Według mnie przekazywanie młodym osobom tego typu informacji nie jest w porządku. Oczywiście, w internecie można znaleźć wiele nieodpowiednich rzeczy, jednak ta jest moim zdaniem wyjątkowo niebezpieczna. Bo co ma sobie pomyśleć 12 letnia dziewczynka kiedy widzi słowa „Spójrz w lustro i powiedz sobie, że jesteś gruba. Nie wierz w to, co mówią inni. Oglądaj zdjęcia chudych dziewczyn i zostań taka jak one. Nie myśl o jedzeniu, nie jedz. Jedzenie sprawi, że utyjesz. Każde jedzenie tuczy. Pij dużo wody. Przymierzaj ubrania o dwa numery za małe, zmotywuje Cięto do niejedzenia, by do nich schudnąć. I nie płacz. Płacz pokazuje, że nie masz nad sobą kontroli”?



wtorek, 2 września 2014

Pomóż mi żyć, a wszystko będzie dobrze.

Kiedy zamykałam oczy było już jasno.
Nie wiem czemu zawsze wspominałam złe chwile jakby były czymś najważniejszym w życiu. Nie chodzi mi raczej o wyciąganie wniosków i dodatkowe punkty mądrości, nie sądzę też, żeby te wspomnienia były moimi jedynymi. Chyba tak naprewdę nie miałam dosyć.
Nigdy nie chciałam wyzdrowieć. Chęć bólu była tak samo wielka jak strach. Chcę być chora a boję się chorób? Boże, ale beka. No dobrze, niegdy nie byłam normalna, chociaż może właśnie chcę wierzyć w to, że taka nie byłam.
A tak właściwie na świecie jest tyle chorób, a ja akurat tą wpisałam na listę.
Nigdy nikomu o tym nie mówiłam, nigdy nie wspominałam, że się gubię. Gubię się między prawdziwą  prawdą a moją własną prawdą, której nie jestem już w stanie odróżnić. Nie wiem co jest moim wymysłem, a co nie.

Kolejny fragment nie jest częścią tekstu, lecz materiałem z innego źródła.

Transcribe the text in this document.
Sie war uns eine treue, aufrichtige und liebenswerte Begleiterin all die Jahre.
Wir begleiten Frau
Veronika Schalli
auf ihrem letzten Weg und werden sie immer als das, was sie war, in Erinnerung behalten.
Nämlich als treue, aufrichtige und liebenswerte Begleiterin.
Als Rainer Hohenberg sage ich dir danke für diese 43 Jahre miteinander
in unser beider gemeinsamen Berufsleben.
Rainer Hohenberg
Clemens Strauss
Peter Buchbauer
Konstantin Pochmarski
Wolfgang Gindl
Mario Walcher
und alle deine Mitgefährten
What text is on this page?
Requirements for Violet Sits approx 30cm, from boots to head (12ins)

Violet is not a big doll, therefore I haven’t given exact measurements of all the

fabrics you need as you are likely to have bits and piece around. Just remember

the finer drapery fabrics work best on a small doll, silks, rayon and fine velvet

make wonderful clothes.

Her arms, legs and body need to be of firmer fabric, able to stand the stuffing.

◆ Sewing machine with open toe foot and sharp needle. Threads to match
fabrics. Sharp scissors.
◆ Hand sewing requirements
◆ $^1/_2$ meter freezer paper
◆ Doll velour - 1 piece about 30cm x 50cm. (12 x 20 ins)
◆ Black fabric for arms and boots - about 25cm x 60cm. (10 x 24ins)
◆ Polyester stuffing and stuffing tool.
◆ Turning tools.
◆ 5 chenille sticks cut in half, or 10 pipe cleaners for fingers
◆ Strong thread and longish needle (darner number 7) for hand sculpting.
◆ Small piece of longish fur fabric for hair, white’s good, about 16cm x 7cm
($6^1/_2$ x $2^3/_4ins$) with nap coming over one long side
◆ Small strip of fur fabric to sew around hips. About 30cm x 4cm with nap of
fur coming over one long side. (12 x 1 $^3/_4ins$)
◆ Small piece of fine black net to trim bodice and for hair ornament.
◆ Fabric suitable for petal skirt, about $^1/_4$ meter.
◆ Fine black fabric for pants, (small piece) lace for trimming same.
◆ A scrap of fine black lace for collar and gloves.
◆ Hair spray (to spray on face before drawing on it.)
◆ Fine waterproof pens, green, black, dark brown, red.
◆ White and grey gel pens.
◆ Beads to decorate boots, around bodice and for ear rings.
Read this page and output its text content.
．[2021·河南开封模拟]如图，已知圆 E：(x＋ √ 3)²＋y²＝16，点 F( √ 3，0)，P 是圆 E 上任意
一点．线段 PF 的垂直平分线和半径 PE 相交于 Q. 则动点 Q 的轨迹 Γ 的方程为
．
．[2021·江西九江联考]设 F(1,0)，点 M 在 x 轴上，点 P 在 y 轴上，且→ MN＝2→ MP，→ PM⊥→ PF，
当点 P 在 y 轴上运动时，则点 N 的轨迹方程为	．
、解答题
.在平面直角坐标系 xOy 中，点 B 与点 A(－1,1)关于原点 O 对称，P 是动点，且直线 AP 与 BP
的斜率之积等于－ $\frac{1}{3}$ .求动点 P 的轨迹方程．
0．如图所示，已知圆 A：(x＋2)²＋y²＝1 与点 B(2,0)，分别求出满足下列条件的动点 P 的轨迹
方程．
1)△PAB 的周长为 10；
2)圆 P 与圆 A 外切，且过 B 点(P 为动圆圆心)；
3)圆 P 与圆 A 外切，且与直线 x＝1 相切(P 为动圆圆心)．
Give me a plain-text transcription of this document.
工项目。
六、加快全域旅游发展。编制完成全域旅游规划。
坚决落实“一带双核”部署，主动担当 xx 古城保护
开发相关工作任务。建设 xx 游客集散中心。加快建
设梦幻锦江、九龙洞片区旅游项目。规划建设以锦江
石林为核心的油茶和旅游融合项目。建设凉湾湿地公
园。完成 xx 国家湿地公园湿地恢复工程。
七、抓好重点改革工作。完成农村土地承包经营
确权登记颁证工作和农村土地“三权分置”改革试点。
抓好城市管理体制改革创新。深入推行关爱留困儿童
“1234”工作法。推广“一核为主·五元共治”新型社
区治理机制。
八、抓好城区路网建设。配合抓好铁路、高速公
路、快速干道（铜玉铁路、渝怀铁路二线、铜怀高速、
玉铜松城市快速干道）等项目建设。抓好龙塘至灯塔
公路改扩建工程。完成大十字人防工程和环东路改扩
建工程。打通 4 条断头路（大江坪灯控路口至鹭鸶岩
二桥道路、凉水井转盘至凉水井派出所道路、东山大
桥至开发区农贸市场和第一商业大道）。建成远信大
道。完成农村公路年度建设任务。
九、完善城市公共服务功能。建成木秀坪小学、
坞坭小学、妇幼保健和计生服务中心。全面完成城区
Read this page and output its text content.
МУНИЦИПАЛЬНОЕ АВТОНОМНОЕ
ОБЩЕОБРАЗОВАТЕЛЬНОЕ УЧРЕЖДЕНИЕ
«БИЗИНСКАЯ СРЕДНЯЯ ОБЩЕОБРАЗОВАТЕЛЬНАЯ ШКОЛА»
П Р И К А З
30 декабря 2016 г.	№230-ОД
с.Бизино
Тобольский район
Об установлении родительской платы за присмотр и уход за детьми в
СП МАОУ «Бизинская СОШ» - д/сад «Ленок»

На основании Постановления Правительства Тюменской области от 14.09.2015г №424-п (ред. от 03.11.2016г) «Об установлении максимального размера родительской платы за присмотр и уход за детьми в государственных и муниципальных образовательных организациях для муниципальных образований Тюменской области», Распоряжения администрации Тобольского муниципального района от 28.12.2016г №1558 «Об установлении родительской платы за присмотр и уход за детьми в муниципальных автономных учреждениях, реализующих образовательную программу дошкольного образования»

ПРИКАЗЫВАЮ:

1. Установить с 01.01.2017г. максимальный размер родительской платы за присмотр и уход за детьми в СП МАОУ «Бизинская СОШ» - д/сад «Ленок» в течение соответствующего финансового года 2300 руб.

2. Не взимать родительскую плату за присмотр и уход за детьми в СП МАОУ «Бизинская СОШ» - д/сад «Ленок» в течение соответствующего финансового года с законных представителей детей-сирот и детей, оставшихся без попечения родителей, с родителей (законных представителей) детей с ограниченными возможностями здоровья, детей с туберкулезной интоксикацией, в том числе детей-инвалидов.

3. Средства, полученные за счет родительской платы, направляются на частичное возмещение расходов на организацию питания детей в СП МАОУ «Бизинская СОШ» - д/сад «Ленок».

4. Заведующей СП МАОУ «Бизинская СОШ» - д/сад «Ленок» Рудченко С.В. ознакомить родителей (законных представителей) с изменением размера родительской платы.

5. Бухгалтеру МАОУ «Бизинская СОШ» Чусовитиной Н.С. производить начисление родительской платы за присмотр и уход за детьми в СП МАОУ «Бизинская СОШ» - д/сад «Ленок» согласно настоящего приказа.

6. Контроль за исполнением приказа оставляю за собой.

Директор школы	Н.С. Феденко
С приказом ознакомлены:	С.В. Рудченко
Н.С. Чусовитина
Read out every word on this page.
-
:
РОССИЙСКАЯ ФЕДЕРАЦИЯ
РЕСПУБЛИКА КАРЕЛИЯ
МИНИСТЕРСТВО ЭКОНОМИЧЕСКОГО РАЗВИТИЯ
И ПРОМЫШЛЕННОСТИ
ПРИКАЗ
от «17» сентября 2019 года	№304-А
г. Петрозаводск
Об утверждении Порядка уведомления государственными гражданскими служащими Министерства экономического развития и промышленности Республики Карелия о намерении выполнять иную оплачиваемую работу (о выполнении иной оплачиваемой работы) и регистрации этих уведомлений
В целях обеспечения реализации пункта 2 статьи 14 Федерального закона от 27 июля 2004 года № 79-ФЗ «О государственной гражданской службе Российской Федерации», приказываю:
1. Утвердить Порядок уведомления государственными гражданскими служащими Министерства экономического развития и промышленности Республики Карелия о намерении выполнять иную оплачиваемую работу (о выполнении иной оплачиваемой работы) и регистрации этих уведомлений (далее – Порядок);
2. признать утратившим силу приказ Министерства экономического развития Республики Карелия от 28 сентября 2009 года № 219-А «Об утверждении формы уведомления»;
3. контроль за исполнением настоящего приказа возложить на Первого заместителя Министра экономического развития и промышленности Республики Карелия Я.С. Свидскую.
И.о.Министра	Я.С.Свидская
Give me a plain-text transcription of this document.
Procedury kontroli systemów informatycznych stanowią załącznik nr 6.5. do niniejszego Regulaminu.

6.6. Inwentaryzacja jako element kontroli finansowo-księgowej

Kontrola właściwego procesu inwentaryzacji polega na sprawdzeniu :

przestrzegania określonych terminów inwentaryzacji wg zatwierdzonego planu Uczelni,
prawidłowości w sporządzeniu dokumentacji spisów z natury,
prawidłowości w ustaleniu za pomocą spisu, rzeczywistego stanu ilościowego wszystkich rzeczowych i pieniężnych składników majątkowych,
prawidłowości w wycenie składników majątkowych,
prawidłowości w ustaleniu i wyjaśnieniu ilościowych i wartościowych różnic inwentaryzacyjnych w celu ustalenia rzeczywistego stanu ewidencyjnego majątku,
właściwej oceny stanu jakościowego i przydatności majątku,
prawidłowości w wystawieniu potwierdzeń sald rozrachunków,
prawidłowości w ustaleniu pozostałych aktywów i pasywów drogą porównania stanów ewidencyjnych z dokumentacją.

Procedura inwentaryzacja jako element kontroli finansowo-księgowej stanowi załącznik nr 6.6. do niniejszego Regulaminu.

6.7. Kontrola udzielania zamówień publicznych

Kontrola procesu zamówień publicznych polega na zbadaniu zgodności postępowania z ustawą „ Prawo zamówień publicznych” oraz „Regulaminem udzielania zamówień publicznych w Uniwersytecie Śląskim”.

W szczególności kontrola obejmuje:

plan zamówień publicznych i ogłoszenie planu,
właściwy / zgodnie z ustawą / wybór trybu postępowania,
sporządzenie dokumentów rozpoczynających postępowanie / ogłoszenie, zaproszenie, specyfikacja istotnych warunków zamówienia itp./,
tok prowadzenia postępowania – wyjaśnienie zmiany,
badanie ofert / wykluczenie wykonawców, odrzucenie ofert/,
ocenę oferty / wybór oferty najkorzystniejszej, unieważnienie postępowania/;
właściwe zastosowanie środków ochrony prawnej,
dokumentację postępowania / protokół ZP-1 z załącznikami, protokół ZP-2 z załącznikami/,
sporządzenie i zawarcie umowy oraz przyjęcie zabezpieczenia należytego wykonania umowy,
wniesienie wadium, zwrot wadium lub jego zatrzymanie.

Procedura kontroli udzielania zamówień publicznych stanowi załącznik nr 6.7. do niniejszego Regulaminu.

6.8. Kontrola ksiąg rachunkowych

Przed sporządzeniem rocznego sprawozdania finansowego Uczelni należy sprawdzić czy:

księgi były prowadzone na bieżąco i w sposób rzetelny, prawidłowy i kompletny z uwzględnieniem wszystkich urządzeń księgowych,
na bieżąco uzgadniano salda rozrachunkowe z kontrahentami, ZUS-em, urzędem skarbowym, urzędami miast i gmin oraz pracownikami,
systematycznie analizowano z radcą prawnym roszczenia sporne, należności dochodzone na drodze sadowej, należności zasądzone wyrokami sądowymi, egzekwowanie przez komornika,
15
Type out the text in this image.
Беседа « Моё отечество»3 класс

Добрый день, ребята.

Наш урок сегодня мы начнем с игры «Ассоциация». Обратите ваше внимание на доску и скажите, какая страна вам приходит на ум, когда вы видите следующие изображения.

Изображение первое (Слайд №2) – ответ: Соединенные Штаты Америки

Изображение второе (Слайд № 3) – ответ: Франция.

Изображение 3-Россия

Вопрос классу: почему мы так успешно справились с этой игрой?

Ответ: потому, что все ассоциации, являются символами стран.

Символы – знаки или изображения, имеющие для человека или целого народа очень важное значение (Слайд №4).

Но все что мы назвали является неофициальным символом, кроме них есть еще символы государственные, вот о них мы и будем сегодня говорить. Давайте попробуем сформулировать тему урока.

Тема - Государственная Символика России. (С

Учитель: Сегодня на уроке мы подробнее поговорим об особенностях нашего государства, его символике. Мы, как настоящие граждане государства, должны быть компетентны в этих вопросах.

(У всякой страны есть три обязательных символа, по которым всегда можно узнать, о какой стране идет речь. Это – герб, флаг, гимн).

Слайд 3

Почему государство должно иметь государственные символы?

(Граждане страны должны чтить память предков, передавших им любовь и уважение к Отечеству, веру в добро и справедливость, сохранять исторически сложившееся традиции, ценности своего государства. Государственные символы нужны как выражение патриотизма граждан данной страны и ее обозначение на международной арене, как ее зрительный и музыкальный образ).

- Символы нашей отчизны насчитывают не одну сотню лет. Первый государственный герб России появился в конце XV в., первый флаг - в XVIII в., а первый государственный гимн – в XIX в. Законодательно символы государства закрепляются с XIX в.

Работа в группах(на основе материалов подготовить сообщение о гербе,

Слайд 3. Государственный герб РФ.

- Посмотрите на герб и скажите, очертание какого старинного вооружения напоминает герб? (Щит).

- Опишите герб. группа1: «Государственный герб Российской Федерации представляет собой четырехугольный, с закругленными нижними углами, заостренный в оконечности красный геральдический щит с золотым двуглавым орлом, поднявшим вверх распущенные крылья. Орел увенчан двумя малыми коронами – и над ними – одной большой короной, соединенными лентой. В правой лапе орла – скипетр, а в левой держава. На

Dziewczyno, co ty wiesz o chorobie i bólu?
No tak, moda na pocięte nadgarstki dalej krąży po świecie, a smutne tumblerki mają się całkiem dobrze.

Od kiedy pamiętam marzyłam o tym, żeby ktoś się mną zainteresował. Na tą chwilę wiem już, że było to bardziej żałosne niż smutne. Ale do rzeczy. Nigdy nie wymagałam zainteresowania od rodziców. Właściwie cholernie go nie chciałam. Niestety każda droga prowadziła do nich.

Kiedy powiesz głośno, że nie potrafisz żyć, zostaniesz jeszcze bardziej samotny.
To nie kwestia wrodzonego, ludzkiego zła. Ścisłe grono osób, od których pragnąłbyś przyjąć pomoc nigdy jej nie udzieli. Fakt pierwszy.
Fakt drugi jest taki, że nawet jeśli ktoś spróbuje Ci pomóc, to zybko się z tego wycofa. To znaczy z Twojej perspektywy oczywiście. Dla tego człowieka będzie to zakończony temat. Nie można nikomu pomagać w nieskończoność. Poza tym jak można Ci pomóc? No przecież nie można, więc czego wymagasz?
Wydaje mi się, że w nieskończoność można potrzebować pomocy.
Właściwie... nawet jeśli uzyskasz pomoc i tak nic to nie zmieni. Fakt.

Wczoraj z nudów postanowiłam mieć nadzieję. Wstałam rano, umyłam zęby i zjadłam śniadanie. Już przy jedzeniu zaczął mi się udzielać beznadziejny, utopijny charakter mojego postanowienia. Ubierając spodnie myślałam jednak, że być może cokolwiek miłego jest w stanie się wydarzyć.
Ależ ja byłam głupia. Jak zawsze. Jak w szkole. Jak wszędzie. Mała, głupiutka, nieporadna dziewczynka wstydząca się nawet oddychać. I jak zawsze żałosna. :)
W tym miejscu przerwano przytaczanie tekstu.